Machines are getting better at doing this stuff. Humans aren’t.
Remember that vendor that was trying to sell you automation can save you X amount of money today, by spending Y, which will take Z time to realize? Well, soon they’ll be able to do it much cheaper and much faster.
Our only way out of this is to figure out how to find real, meaningful work that isn’t easily replaced by machines, and to migrate our society over to that as fast as possible.

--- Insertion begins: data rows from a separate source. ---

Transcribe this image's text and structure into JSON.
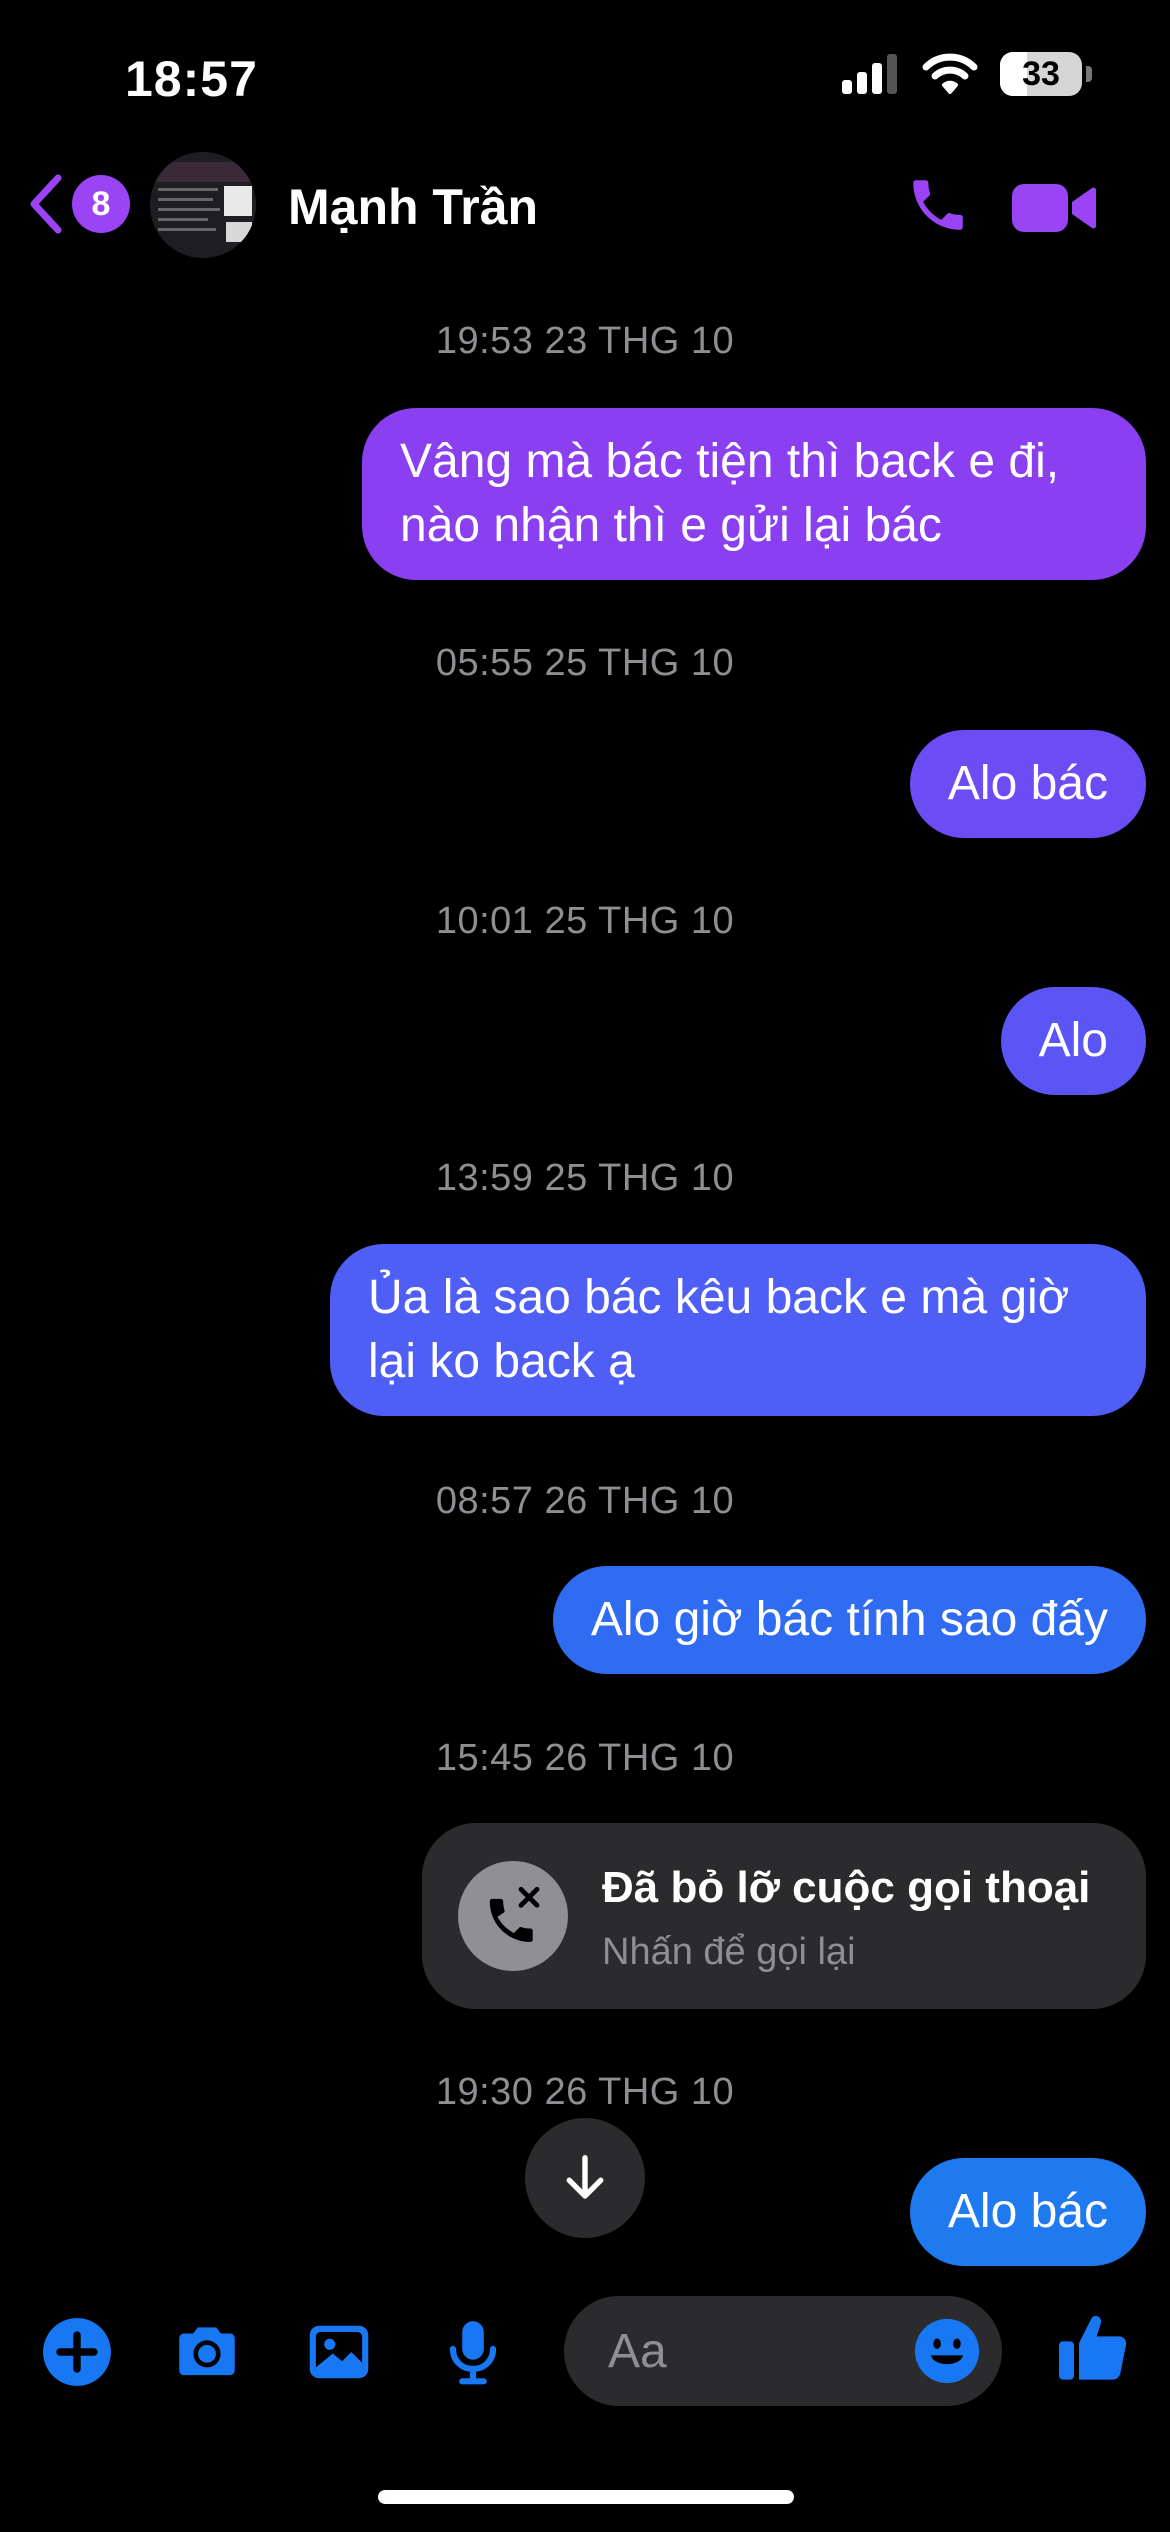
{
  "status_bar": {
    "time": "18:57",
    "battery": "33",
    "battery_level": 0.33
  },
  "header": {
    "unread_count": "8",
    "contact_name": "Mạnh Trần"
  },
  "messages": [
    {
      "timestamp": "19:53 23 THG 10",
      "text": "Vâng mà bác tiện thì back e đi, nào nhận thì e gửi lại bác",
      "color": "#8a3ff0"
    },
    {
      "timestamp": "05:55 25 THG 10",
      "text": "Alo bác",
      "color": "#6b4cf5"
    },
    {
      "timestamp": "10:01 25 THG 10",
      "text": "Alo",
      "color": "#5b55f6"
    },
    {
      "timestamp": "13:59 25 THG 10",
      "text": "Ủa là sao bác kêu back e mà giờ lại ko back ạ",
      "color": "#4f5ff5"
    },
    {
      "timestamp": "08:57 26 THG 10",
      "text": "Alo giờ bác tính sao đấy",
      "color": "#2f6cf2"
    },
    {
      "timestamp": "15:45 26 THG 10",
      "missed_call": {
        "title": "Đã bỏ lỡ cuộc gọi thoại",
        "subtitle": "Nhấn để gọi lại"
      }
    },
    {
      "timestamp": "19:30 26 THG 10",
      "text": "Alo bác",
      "color": "#1f7af0"
    }
  ],
  "composer": {
    "placeholder": "Aa"
  },
  "colors": {
    "accent_purple": "#9b44f5",
    "accent_blue": "#1877f2"
  },
  "icons": [
    "back-chevron-icon",
    "phone-icon",
    "video-camera-icon",
    "missed-call-icon",
    "arrow-down-icon",
    "plus-icon",
    "camera-icon",
    "image-icon",
    "microphone-icon",
    "emoji-icon",
    "thumbs-up-icon"
  ]
}
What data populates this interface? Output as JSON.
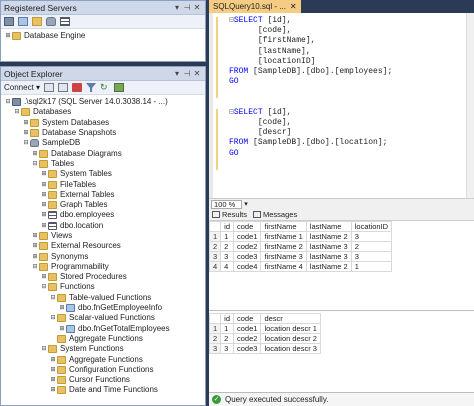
{
  "registered_servers": {
    "title": "Registered Servers",
    "tree": [
      {
        "label": "Database Engine",
        "toggle": "⊞"
      }
    ]
  },
  "object_explorer": {
    "title": "Object Explorer",
    "connect_label": "Connect ▾",
    "tree": [
      {
        "label": ".\\sql2k17 (SQL Server 14.0.3038.14 - ...)",
        "depth": 0,
        "toggle": "⊟",
        "icon": "srv",
        "name": "server-node"
      },
      {
        "label": "Databases",
        "depth": 1,
        "toggle": "⊟",
        "icon": "folder",
        "name": "databases-folder"
      },
      {
        "label": "System Databases",
        "depth": 2,
        "toggle": "⊞",
        "icon": "folder",
        "name": "system-databases-folder"
      },
      {
        "label": "Database Snapshots",
        "depth": 2,
        "toggle": "⊞",
        "icon": "folder",
        "name": "database-snapshots-folder"
      },
      {
        "label": "SampleDB",
        "depth": 2,
        "toggle": "⊟",
        "icon": "db",
        "name": "sampledb-node"
      },
      {
        "label": "Database Diagrams",
        "depth": 3,
        "toggle": "⊞",
        "icon": "folder",
        "name": "database-diagrams-folder"
      },
      {
        "label": "Tables",
        "depth": 3,
        "toggle": "⊟",
        "icon": "folder",
        "name": "tables-folder"
      },
      {
        "label": "System Tables",
        "depth": 4,
        "toggle": "⊞",
        "icon": "folder",
        "name": "system-tables-folder"
      },
      {
        "label": "FileTables",
        "depth": 4,
        "toggle": "⊞",
        "icon": "folder",
        "name": "filetables-folder"
      },
      {
        "label": "External Tables",
        "depth": 4,
        "toggle": "⊞",
        "icon": "folder",
        "name": "external-tables-folder"
      },
      {
        "label": "Graph Tables",
        "depth": 4,
        "toggle": "⊞",
        "icon": "folder",
        "name": "graph-tables-folder"
      },
      {
        "label": "dbo.employees",
        "depth": 4,
        "toggle": "⊞",
        "icon": "tbl",
        "name": "table-employees"
      },
      {
        "label": "dbo.location",
        "depth": 4,
        "toggle": "⊞",
        "icon": "tbl",
        "name": "table-location"
      },
      {
        "label": "Views",
        "depth": 3,
        "toggle": "⊞",
        "icon": "folder",
        "name": "views-folder"
      },
      {
        "label": "External Resources",
        "depth": 3,
        "toggle": "⊞",
        "icon": "folder",
        "name": "external-resources-folder"
      },
      {
        "label": "Synonyms",
        "depth": 3,
        "toggle": "⊞",
        "icon": "folder",
        "name": "synonyms-folder"
      },
      {
        "label": "Programmability",
        "depth": 3,
        "toggle": "⊟",
        "icon": "folder",
        "name": "programmability-folder"
      },
      {
        "label": "Stored Procedures",
        "depth": 4,
        "toggle": "⊞",
        "icon": "folder",
        "name": "stored-procedures-folder"
      },
      {
        "label": "Functions",
        "depth": 4,
        "toggle": "⊟",
        "icon": "folder",
        "name": "functions-folder"
      },
      {
        "label": "Table-valued Functions",
        "depth": 5,
        "toggle": "⊟",
        "icon": "folder",
        "name": "table-valued-functions-folder"
      },
      {
        "label": "dbo.fnGetEmployeeInfo",
        "depth": 6,
        "toggle": "⊞",
        "icon": "fn",
        "name": "fn-get-employee-info"
      },
      {
        "label": "Scalar-valued Functions",
        "depth": 5,
        "toggle": "⊟",
        "icon": "folder",
        "name": "scalar-valued-functions-folder"
      },
      {
        "label": "dbo.fnGetTotalEmployees",
        "depth": 6,
        "toggle": "⊞",
        "icon": "fn",
        "name": "fn-get-total-employees"
      },
      {
        "label": "Aggregate Functions",
        "depth": 5,
        "toggle": "",
        "icon": "folder",
        "name": "aggregate-functions-folder"
      },
      {
        "label": "System Functions",
        "depth": 4,
        "toggle": "⊟",
        "icon": "folder",
        "name": "system-functions-folder"
      },
      {
        "label": "Aggregate Functions",
        "depth": 5,
        "toggle": "⊞",
        "icon": "folder",
        "name": "sys-aggregate-functions-folder"
      },
      {
        "label": "Configuration Functions",
        "depth": 5,
        "toggle": "⊞",
        "icon": "folder",
        "name": "configuration-functions-folder"
      },
      {
        "label": "Cursor Functions",
        "depth": 5,
        "toggle": "⊞",
        "icon": "folder",
        "name": "cursor-functions-folder"
      },
      {
        "label": "Date and Time Functions",
        "depth": 5,
        "toggle": "⊞",
        "icon": "folder",
        "name": "date-time-functions-folder"
      }
    ]
  },
  "editor": {
    "tab_label": "SQLQuery10.sql - ...",
    "zoom": "100 %",
    "query1": {
      "select_kw": "SELECT",
      "cols": [
        "[id],",
        "[code],",
        "[firstName],",
        "[lastName],",
        "[locationID]"
      ],
      "from_kw": "FROM",
      "table": "[SampleDB].[dbo].[employees];",
      "go": "GO"
    },
    "query2": {
      "select_kw": "SELECT",
      "cols": [
        "[id],",
        "[code],",
        "[descr]"
      ],
      "from_kw": "FROM",
      "table": "[SampleDB].[dbo].[location];",
      "go": "GO"
    }
  },
  "results": {
    "tab_results": "Results",
    "tab_messages": "Messages",
    "grid1": {
      "headers": [
        "id",
        "code",
        "firstName",
        "lastName",
        "locationID"
      ],
      "rows": [
        [
          "1",
          "code1",
          "firstName 1",
          "lastName 2",
          "3"
        ],
        [
          "2",
          "code2",
          "firstName 2",
          "lastName 3",
          "2"
        ],
        [
          "3",
          "code3",
          "firstName 3",
          "lastName 3",
          "3"
        ],
        [
          "4",
          "code4",
          "firstName 4",
          "lastName 2",
          "1"
        ]
      ]
    },
    "grid2": {
      "headers": [
        "id",
        "code",
        "descr"
      ],
      "rows": [
        [
          "1",
          "code1",
          "location descr 1"
        ],
        [
          "2",
          "code2",
          "location descr 2"
        ],
        [
          "3",
          "code3",
          "location descr 3"
        ]
      ]
    },
    "status": "Query executed successfully."
  }
}
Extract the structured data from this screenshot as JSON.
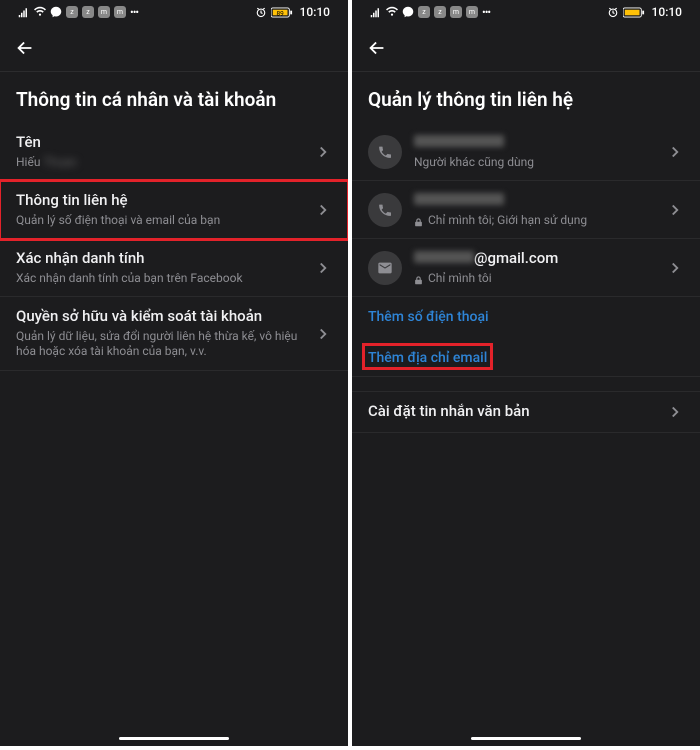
{
  "status": {
    "time": "10:10",
    "alarm_icon": "alarm",
    "battery_text": "89"
  },
  "left_screen": {
    "title": "Thông tin cá nhân và tài khoản",
    "items": [
      {
        "label": "Tên",
        "sub": "Hiếu"
      },
      {
        "label": "Thông tin liên hệ",
        "sub": "Quản lý số điện thoại và email của bạn"
      },
      {
        "label": "Xác nhận danh tính",
        "sub": "Xác nhận danh tính của bạn trên Facebook"
      },
      {
        "label": "Quyền sở hữu và kiểm soát tài khoản",
        "sub": "Quản lý dữ liệu, sửa đổi người liên hệ thừa kế, vô hiệu hóa hoặc xóa tài khoản của bạn, v.v."
      }
    ]
  },
  "right_screen": {
    "title": "Quản lý thông tin liên hệ",
    "contacts": [
      {
        "sub": "Người khác cũng dùng",
        "type": "phone"
      },
      {
        "sub": "Chỉ mình tôi; Giới hạn sử dụng",
        "type": "phone",
        "locked": true
      },
      {
        "value_suffix": "@gmail.com",
        "sub": "Chỉ mình tôi",
        "type": "email",
        "locked": true
      }
    ],
    "add_phone": "Thêm số điện thoại",
    "add_email": "Thêm địa chỉ email",
    "sms_settings": "Cài đặt tin nhắn văn bản"
  }
}
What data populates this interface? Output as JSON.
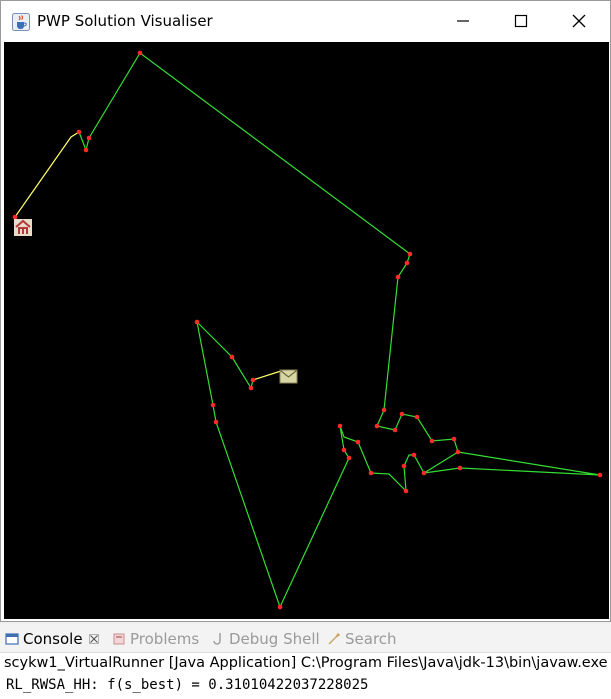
{
  "window": {
    "title": "PWP Solution Visualiser",
    "icon": "java-cup-icon",
    "controls": [
      "minimize",
      "maximize",
      "close"
    ]
  },
  "visualisation": {
    "background": "#000000",
    "route_color": "#33dd33",
    "highlight_color": "#ffff66",
    "node_color": "#ff2a2a",
    "depot_icon": "house-icon",
    "parcel_icon": "envelope-icon"
  },
  "console": {
    "tabs": [
      {
        "label": "Console",
        "icon": "console-icon",
        "active": true
      },
      {
        "label": "Problems",
        "icon": "problems-icon",
        "active": false
      },
      {
        "label": "Debug Shell",
        "icon": "debug-shell-icon",
        "active": false
      },
      {
        "label": "Search",
        "icon": "search-icon",
        "active": false
      }
    ],
    "run_header": "scykw1_VirtualRunner [Java Application] C:\\Program Files\\Java\\jdk-13\\bin\\javaw.exe",
    "output": "RL_RWSA_HH: f(s_best) = 0.31010422037228025"
  }
}
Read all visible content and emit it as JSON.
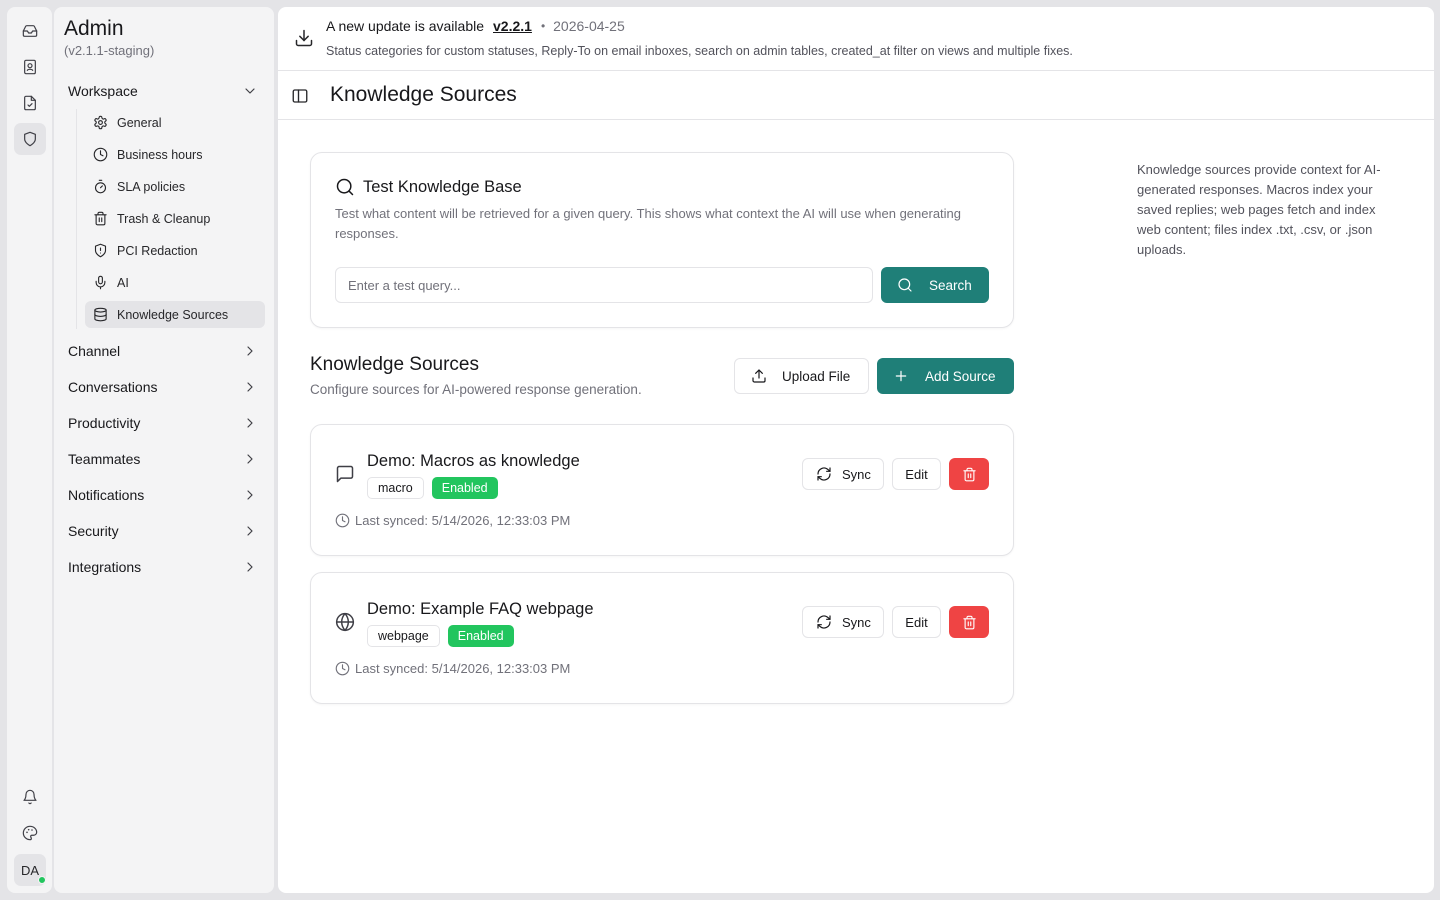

And in the meantime, we should try not to rush into feel-good policy changes that accelerate the process of making human work nonviable for millions of people. It will hurt rather than help the people that are suffering.
Notes
- The situation is even more nuanced because a really high minimum wage would likely pick a few winners who got that bump, at least temporarily. So it might be possible to say, for some subset of people, that raising the minimum wage did tangibly help people. But that benefit needs to be weighed against the number of people who lost their jobs to both 1) the business hiring few people due to the high wage, and 2) replacement automation that wouldn’t have been implemented yet if the automation hadn’t come.